Respect for life, while it has many connotations in today’s world, shows us the abiding ideal, for those of us professing Christ’s name, that all of life is sacred, with the infant Jesus and Mary providing a special context for us to ponder. The Lukan account communicates well: "But Mary kept all these things, pondering them in her heart." (2:19)

One of the major trouble spots in the cause of Christian unity is the role of Mary in our Faith. The problem is many Protestants have not so much shown her disrespect as they have disregard. The problem with Roman Catholics is two-fold. One, they have centuries of adoring her. Two, since Vatican II they have attempted to give her some small place in the hopes their, sometimes labeled, excesses would be corrected. I find the Orthodox, through their concept of the theotokos and their seemingly infinite number of icons of Mary and Jesus, to be helpful. The respect shown Mary is truly sublime and, yet, Jesus as God is clearly understood. The Society of Mary, and Anglican society, also provides assistance. It is "dedicated to the glory of God and in honour of the Holy incarnation, under the invocation of Our Lady, Help of Christians." Its "Studies and Commentaries," published both in 1982 and 1984 are worth careful reading. Those denominational families tracing their origins to John Wesley would do well to read, with care, his "A Letter to a Roman Catholic," especially when he writes of Christ’s birth in terms of "being conceived by the singular operation of the Holy Ghost and born of the blessed Virgin Mary, who, as well after as before she brought him forth, continued a pure and unspotted virgin."

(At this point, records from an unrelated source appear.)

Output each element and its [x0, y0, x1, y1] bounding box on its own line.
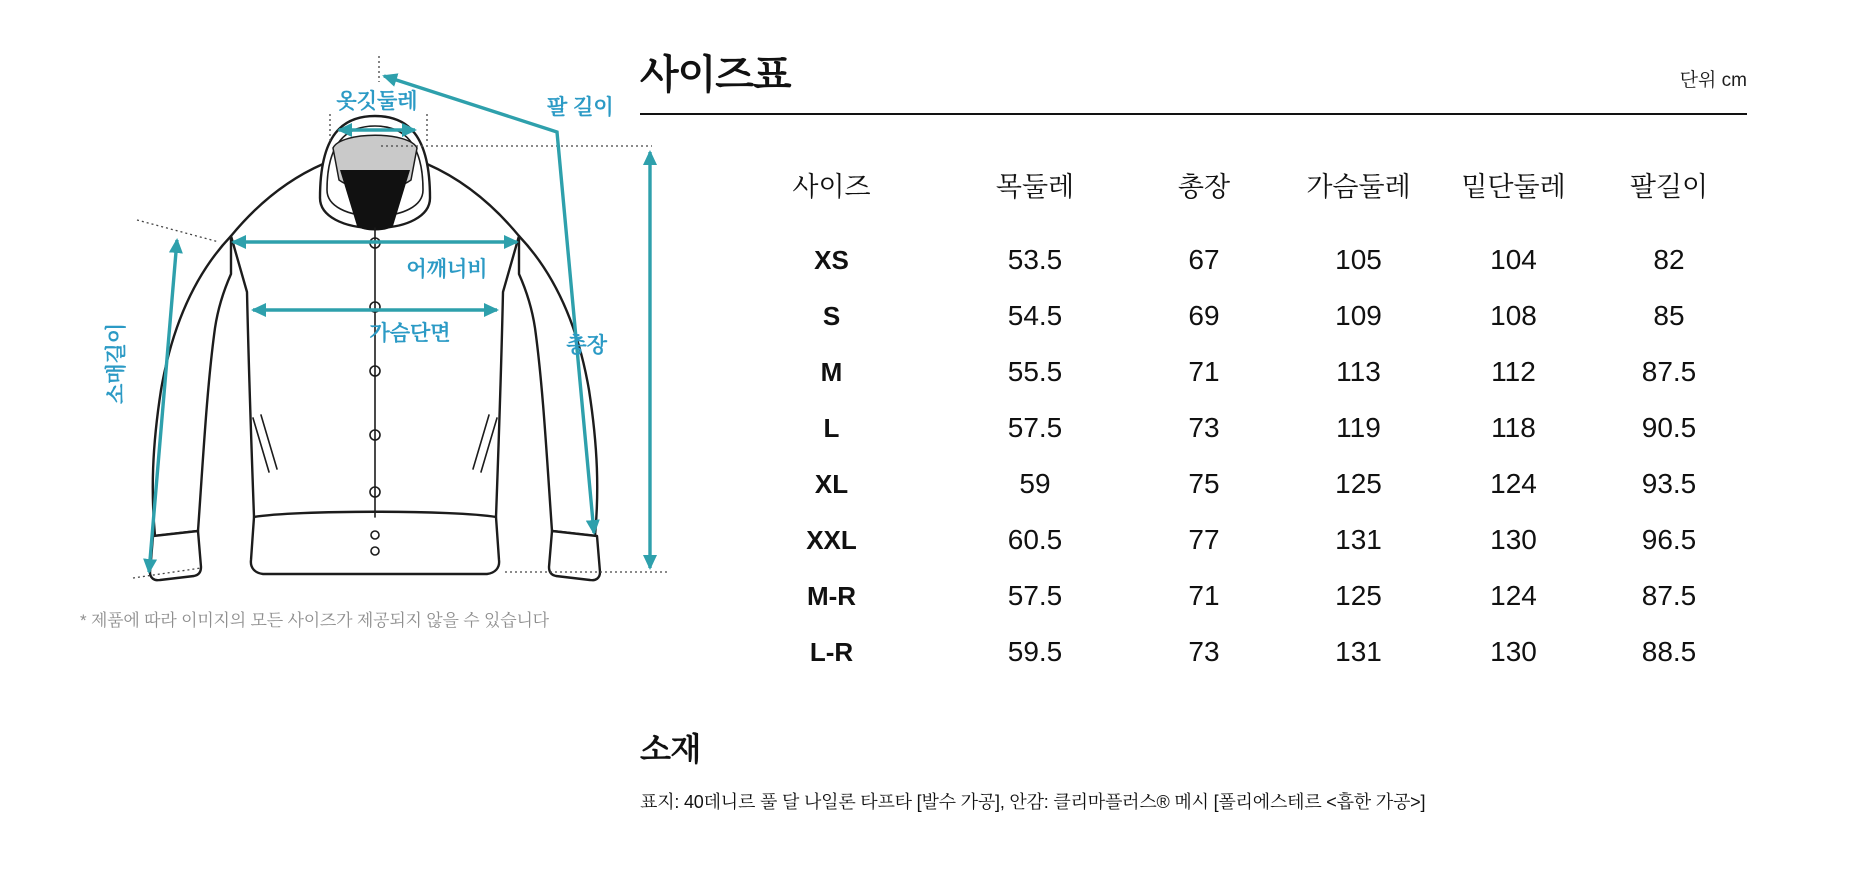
jacket-diagram-svg: [55, 30, 700, 615]
size-cell: XXL: [806, 524, 857, 555]
measurement-cell: 96.5: [1641, 524, 1697, 555]
material-heading: 소재: [640, 731, 701, 767]
measurement-cell: 71: [1188, 580, 1220, 611]
measurement-cell: 124: [1490, 580, 1537, 611]
measurement-cell: 54.5: [1007, 300, 1063, 331]
column-header-length: 총장: [1177, 172, 1231, 202]
measurement-cell: 67: [1188, 244, 1220, 275]
measurement-cell: 55.5: [1007, 356, 1063, 387]
table-row: [720, 288, 1747, 344]
size-cell: L: [823, 412, 840, 443]
chest-width-label: 가슴단면: [369, 322, 451, 345]
measurement-cell: 75: [1188, 468, 1220, 499]
column-header-hem: 밑단둘레: [1461, 172, 1566, 202]
table-row: [720, 344, 1747, 400]
measurement-cell: 73: [1188, 412, 1220, 443]
column-header-size: 사이즈: [792, 172, 871, 202]
measurement-cell: 57.5: [1007, 412, 1063, 443]
jacket-measurement-diagram: [55, 30, 700, 615]
measurement-cell: 131: [1335, 524, 1382, 555]
material-description: 표지: 40데니르 풀 달 나일론 타프타 [발수 가공], 안감: 클리마플러스® 메시 [폴리에스테르 <흡한 가공>]: [640, 792, 1426, 812]
column-header-chest: 가슴둘레: [1306, 172, 1411, 202]
measurement-cell: 85: [1653, 300, 1685, 331]
measurement-cell: 87.5: [1641, 356, 1697, 387]
column-header-neck: 목둘레: [995, 172, 1075, 202]
header-row: [720, 115, 1747, 232]
total-length-label: 총장: [566, 334, 607, 357]
size-cell: L-R: [809, 636, 854, 667]
measurement-cell: 119: [1336, 412, 1381, 443]
measurement-cell: 88.5: [1641, 636, 1697, 667]
size-cell: M: [820, 356, 843, 387]
measurement-cell: 59: [1019, 468, 1051, 499]
size-cell: XL: [814, 468, 849, 499]
measurement-cell: 60.5: [1007, 524, 1063, 555]
measurement-cell: 108: [1490, 300, 1537, 331]
measurement-cell: 124: [1490, 468, 1537, 499]
sleeve-length-label: 소매길이: [105, 322, 128, 404]
collar-circumference-label: 옷깃둘레: [336, 90, 418, 113]
column-header-arm: 팔길이: [1629, 172, 1709, 202]
table-row: [720, 456, 1747, 512]
size-table-head: [720, 115, 1747, 232]
measurement-cell: 104: [1490, 244, 1537, 275]
table-row: [720, 400, 1747, 456]
measurement-cell: 125: [1335, 468, 1382, 499]
measurement-cell: 71: [1188, 356, 1220, 387]
measurement-cell: 130: [1490, 524, 1537, 555]
jacket-outline: [150, 116, 600, 580]
measurement-cell: 105: [1335, 244, 1382, 275]
measurement-cell: 109: [1335, 300, 1382, 331]
page-title: 사이즈표: [640, 53, 791, 97]
measurement-cell: 130: [1490, 636, 1537, 667]
measurement-cell: 118: [1491, 412, 1536, 443]
size-cell: S: [822, 300, 841, 331]
table-row: [720, 624, 1747, 680]
size-cell: XS: [814, 244, 849, 275]
shoulder-width-label: 어깨너비: [406, 258, 488, 281]
measurement-cell: 131: [1335, 636, 1382, 667]
measurement-cell: 77: [1188, 524, 1220, 555]
table-row: [720, 232, 1747, 288]
size-table: [720, 115, 1747, 680]
table-row: [720, 568, 1747, 624]
arm-length-label: 팔 길이: [547, 96, 614, 119]
measurement-cell: 57.5: [1007, 580, 1063, 611]
diagram-footnote: * 제품에 따라 이미지의 모든 사이즈가 제공되지 않을 수 있습니다: [80, 611, 549, 630]
measurement-cell: 73: [1188, 636, 1220, 667]
measurement-cell: 90.5: [1641, 412, 1697, 443]
measurement-cell: 69: [1188, 300, 1220, 331]
measurement-cell: 59.5: [1007, 636, 1063, 667]
measurement-cell: 112: [1491, 356, 1536, 387]
table-row: [720, 512, 1747, 568]
measurement-cell: 113: [1336, 356, 1381, 387]
size-cell: M-R: [806, 580, 857, 611]
size-table-body: [720, 232, 1747, 680]
measurement-cell: 93.5: [1641, 468, 1697, 499]
size-chart-panel: [640, 53, 1747, 814]
size-chart-header: [640, 53, 1747, 115]
unit-label: 단위 cm: [1679, 70, 1747, 91]
measurement-cell: 53.5: [1007, 244, 1063, 275]
measurement-cell: 87.5: [1641, 580, 1697, 611]
measurement-cell: 125: [1335, 580, 1382, 611]
material-section: [640, 724, 1747, 814]
measurement-cell: 82: [1653, 244, 1685, 275]
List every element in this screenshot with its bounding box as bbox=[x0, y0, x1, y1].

The ecumenical movement has remained surprisingly free from technicalities which would terminate its progess. Genealogies have been no exception. When flexibility is needed, the Holy Spirit provides it. Even for those who would utilize Holy Scripture in a prooftext manner, ways have still been found to prevent a loss of common allegiance to Christ’s call to be One. Evangelicals are tending in the direction of catholicity and away from a rigid fundamentalism that would negate the contributions they are making to the universal church. Their new appreciation for liturgy is a trademark among those finding denominationalism a strangling force better avoided. Jesus the Christ is Lord of his church, and theological nitpicking does not add much, if any, quality to the ecumenical dialogue.

THERE IS GREAT JOY in discovering the respect so beautifully ingrained in our passage. It is as though an entire way of life speaks to us anew.

Christian unity continues irresistibly forward because it teaches respect all along the way. Our pilgrimage is punctuated at every juncture by it. In more focused ways, it is seen by reverencing the past, connecting the generations, and affirming the lineage leading to Jesus.

Christ’s people come up against one another in harsh ways, even un-Christian acts and thinking. In retrospect, they wonder why they didn’t respect one another, as one friend to another, within the Body. Satan does his bidding. We are sometimes led down the path of injuring brothers and sisters in Christ who also, in reality, want him and only him. It can be a mere matter of a denominational shibboleth that awakens our own desire to be right, totally and unequivocally right. Respect can carry the day, as we throw our arms around one anther and admit God never gave anyone or denomination the fullness of his wisdom.